This week on the way to work, I was listening to an interview with Hoosier Mayor Pete Buttigieg (pronounced Buddha-judge) and this man who is running for US president was talking frankly about his relatively late-in-life coming-out story. As the mother of a gay son, I was marveling at how things have changed for the queer community in just a few short years, let alone the five decades since the Stonewall Uprising that helped mainstream the gay movement.
Today, same-sex marriage is performed in some 28 countries, and even here in Israel, a country that does not have a system of civil marriage, same-sex marriages that are performed abroad are recognized by the state.
It means I can dream that my oldest son will one day find his Mr. Right, and hopefully, like his five siblings, have the chance to raise a family here in Israel, as many in the gay community are doing already.
My son, who is not yet 16, was born into an era in which he feels really comfortable being loud and proud. That doesn’t always mean that his environment feels the same, of course. After some unpleasantness last year in our local high school in our mixed religious-secular settlement, this year he’s at a boarding school in Jerusalem where we visited him on Shabbat. He greeted us wearing a full-body purple unicorn suit, complete with tail. I think he’s doing fine.
But it is still in my nature to worry. When we’re out and about, the kids like me to play the “fun” game, One Step From Death. My superpower is that, in almost any situation, I can see impending doom. Yes, any situation.

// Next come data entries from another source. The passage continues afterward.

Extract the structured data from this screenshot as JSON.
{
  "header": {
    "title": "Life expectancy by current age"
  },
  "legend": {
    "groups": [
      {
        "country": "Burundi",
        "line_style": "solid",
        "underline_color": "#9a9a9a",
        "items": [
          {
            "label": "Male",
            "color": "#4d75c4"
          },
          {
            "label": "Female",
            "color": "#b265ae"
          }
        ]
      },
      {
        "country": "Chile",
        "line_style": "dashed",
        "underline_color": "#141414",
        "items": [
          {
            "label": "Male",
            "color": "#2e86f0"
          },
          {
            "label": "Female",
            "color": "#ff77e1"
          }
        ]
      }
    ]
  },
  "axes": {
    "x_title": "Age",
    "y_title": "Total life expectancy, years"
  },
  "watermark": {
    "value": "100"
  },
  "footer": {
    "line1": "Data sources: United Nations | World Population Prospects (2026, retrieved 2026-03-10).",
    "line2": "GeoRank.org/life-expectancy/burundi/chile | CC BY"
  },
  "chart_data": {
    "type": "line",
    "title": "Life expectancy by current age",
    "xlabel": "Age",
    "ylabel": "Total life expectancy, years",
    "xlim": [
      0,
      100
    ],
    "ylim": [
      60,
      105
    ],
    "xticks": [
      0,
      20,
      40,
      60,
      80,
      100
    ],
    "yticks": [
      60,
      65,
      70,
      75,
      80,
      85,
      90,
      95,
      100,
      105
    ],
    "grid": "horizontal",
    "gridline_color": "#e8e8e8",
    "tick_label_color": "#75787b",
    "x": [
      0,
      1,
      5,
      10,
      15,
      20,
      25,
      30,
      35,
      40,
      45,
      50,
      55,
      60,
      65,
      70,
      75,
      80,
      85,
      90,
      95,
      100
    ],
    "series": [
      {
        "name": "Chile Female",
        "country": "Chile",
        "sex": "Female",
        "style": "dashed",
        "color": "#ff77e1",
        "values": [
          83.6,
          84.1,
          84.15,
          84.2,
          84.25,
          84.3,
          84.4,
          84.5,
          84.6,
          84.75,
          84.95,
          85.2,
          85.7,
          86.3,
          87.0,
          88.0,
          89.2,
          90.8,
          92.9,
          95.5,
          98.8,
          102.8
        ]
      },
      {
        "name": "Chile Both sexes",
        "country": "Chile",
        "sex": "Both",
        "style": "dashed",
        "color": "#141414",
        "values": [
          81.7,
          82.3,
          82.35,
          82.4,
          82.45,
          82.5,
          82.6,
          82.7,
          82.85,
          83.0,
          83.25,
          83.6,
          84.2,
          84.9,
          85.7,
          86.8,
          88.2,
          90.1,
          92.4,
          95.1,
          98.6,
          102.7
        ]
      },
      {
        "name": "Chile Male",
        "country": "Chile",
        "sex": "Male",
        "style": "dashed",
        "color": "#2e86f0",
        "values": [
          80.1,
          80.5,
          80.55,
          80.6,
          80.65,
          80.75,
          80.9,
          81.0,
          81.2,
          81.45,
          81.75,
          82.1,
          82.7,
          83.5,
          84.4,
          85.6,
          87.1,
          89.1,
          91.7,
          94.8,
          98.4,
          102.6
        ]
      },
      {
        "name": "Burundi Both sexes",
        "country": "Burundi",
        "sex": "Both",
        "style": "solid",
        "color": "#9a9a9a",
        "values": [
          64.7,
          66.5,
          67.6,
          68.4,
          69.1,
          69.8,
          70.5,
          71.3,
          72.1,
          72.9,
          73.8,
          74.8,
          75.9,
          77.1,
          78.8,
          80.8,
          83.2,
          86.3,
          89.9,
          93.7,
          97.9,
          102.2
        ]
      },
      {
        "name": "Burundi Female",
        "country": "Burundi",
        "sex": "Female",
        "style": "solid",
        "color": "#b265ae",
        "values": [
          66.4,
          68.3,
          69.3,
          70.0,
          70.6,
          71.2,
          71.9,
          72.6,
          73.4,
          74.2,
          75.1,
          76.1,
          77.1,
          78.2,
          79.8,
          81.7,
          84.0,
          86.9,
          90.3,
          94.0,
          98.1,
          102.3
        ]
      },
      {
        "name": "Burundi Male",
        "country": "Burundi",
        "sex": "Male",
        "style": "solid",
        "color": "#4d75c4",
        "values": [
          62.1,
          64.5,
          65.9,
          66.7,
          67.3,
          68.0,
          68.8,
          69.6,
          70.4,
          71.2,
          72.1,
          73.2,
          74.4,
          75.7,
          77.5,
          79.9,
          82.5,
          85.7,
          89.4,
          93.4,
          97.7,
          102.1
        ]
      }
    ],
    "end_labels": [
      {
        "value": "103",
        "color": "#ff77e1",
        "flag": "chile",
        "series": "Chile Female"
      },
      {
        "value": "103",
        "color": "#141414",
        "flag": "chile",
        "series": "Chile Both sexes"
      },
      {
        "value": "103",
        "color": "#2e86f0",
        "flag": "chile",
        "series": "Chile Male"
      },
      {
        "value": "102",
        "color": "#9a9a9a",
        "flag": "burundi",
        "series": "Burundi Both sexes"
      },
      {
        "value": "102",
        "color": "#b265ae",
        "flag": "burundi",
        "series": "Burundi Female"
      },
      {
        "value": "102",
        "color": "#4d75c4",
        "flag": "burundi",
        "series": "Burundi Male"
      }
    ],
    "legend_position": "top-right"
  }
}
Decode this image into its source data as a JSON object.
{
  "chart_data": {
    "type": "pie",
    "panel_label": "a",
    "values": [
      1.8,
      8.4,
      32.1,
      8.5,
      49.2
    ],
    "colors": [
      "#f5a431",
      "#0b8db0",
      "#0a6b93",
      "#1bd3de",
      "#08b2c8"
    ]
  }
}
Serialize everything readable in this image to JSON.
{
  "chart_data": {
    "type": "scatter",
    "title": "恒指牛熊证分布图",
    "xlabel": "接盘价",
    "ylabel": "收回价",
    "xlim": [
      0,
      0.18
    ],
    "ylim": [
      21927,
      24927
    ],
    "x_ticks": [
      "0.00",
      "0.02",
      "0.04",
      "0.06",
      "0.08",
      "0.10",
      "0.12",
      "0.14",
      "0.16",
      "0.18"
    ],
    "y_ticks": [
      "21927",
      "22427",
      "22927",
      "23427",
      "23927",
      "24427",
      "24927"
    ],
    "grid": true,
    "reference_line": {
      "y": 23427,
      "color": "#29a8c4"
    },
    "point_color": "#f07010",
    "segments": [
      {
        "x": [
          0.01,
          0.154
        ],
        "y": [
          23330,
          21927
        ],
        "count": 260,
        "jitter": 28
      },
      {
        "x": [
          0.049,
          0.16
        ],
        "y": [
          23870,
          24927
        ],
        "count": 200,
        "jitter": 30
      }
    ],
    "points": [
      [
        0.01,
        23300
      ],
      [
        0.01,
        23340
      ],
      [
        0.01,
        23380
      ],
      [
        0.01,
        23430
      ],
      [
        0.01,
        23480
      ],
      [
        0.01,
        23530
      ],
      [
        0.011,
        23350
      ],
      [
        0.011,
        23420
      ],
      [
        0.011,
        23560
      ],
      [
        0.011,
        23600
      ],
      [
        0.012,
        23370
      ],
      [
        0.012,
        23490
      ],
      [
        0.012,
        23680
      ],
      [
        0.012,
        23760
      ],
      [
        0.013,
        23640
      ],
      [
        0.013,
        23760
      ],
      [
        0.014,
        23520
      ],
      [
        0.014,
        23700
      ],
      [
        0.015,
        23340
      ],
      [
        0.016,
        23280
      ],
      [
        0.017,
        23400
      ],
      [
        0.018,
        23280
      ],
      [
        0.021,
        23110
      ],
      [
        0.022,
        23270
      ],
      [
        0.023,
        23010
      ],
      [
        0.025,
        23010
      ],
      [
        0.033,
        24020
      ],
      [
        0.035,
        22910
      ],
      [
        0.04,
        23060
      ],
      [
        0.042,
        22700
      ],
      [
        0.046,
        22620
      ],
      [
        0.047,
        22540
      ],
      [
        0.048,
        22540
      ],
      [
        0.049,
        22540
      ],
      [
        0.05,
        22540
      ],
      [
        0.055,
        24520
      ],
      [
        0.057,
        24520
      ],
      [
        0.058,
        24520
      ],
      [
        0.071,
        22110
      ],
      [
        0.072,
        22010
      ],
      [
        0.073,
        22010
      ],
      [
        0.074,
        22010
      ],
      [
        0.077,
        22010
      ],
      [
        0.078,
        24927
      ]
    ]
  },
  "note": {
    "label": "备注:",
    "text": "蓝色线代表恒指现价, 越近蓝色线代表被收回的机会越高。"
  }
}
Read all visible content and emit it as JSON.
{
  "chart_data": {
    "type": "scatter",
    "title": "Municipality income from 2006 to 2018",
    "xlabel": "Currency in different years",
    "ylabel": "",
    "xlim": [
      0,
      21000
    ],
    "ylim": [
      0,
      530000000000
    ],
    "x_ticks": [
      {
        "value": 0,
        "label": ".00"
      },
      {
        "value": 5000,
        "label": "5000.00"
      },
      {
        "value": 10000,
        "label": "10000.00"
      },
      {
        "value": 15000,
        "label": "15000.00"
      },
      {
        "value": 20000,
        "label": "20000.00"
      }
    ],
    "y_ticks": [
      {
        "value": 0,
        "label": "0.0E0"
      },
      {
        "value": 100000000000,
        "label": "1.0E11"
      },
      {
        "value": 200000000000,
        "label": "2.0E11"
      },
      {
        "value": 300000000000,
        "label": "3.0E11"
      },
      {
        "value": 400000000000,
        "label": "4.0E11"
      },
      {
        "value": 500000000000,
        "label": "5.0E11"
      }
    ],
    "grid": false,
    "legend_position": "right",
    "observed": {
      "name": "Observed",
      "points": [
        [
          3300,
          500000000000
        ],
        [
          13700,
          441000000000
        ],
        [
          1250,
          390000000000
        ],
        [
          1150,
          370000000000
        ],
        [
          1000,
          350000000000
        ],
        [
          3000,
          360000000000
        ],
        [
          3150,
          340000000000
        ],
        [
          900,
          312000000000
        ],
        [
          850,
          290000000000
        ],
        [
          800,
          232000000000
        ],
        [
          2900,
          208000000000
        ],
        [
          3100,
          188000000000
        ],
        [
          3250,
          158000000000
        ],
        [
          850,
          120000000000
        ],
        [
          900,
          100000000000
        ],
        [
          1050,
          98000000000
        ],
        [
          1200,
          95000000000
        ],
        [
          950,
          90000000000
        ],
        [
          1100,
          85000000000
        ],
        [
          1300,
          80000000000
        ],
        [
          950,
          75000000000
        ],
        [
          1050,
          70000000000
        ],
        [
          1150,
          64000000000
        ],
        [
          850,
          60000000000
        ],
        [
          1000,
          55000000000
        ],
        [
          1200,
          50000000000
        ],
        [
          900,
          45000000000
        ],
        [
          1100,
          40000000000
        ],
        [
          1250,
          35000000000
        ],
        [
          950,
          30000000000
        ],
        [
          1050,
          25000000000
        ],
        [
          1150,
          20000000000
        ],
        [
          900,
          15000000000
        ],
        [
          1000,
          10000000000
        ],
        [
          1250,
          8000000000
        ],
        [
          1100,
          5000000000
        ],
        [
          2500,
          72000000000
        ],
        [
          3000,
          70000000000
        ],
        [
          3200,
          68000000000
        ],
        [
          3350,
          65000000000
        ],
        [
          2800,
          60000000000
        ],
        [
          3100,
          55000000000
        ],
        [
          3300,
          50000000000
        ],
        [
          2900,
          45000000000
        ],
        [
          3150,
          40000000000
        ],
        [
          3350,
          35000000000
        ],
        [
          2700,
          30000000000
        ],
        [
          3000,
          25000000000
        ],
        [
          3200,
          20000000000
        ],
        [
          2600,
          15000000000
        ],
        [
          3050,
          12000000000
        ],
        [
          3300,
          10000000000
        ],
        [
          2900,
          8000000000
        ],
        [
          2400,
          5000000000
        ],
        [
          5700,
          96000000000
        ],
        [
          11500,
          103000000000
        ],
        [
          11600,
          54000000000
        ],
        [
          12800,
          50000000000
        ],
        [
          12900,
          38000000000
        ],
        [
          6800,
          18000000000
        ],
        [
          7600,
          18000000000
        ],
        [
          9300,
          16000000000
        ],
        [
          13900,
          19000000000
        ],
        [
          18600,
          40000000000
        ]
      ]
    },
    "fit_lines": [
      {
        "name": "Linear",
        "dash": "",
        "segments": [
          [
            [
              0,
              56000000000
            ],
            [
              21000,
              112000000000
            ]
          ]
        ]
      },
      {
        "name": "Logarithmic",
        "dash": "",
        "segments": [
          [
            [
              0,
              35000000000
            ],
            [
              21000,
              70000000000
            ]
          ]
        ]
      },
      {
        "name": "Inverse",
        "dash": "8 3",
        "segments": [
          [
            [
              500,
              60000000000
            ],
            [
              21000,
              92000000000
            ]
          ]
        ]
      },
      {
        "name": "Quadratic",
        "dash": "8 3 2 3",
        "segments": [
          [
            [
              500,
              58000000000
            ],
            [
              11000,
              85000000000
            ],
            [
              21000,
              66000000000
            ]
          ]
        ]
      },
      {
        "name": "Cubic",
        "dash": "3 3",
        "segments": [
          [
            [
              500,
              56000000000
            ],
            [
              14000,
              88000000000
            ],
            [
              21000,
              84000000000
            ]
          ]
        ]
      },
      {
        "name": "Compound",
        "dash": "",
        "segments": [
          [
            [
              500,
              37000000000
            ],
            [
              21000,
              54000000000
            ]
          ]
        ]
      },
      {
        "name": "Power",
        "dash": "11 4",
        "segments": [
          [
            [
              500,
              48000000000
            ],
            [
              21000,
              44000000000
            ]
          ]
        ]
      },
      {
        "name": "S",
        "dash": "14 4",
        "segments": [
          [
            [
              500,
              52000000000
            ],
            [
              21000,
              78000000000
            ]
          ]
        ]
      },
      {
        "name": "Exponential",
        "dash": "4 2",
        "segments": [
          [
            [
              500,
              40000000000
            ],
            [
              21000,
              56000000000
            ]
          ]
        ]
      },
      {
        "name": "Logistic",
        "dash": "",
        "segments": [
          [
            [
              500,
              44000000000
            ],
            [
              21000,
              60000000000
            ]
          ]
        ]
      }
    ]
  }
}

When I was growing up, AIDS was basically a death sentence for many in the gay community and several of my parents’ friends were struck down. A dark cloud hung over their community of classical musicians. But today, that is much less the case.
I asked my son today what World AIDS Day, marked annually on December 1, means to him and he said honestly that he’s not actually sure. He said, “On the one hand, I do know about the AIDS epidemic and how devastating it was.” But on the other hand, “it was a long time ago and relates to me a lot less than it would if I were even five years older.”
However, as we all know, HIV doesn’t discriminate based on sexuality, or age — or really anything.
World AIDS Day was launched more than 30 years ago. Since the illness has been tracked, it’s estimated that close to 40 million people worldwide have died of AIDS-related illnesses, and today, almost that many are living with the disease. Increasingly, infected individuals are surviving and, with proper treatment, AIDS is no longer a death sentence.
Last year, World AIDS Day was held under the banner of “Know your status.” So for me, the mother of a healthy, curious gay boy, I want to promote that drive and ask everyone – gay, straight, whatever – to get tested for HIV to find out your status.
This year, the theme is “Communities make the difference.” I know that sometimes the Jewish community likes to shy away from tough topics, but as we all have heard so many times, anyone who saves a life, saves a whole world.
In this case, frank, open conversations can actually be lifesaving. So we’ll talk about AIDS when our son comes home for Shabbat this weekend. I imagine he’ll roll his eyes, soak up our concerns, and take the topic back to his boarding school when he returns on Sunday.
I hope, having read this, you will find time to discuss AIDS prevention in your communities, too.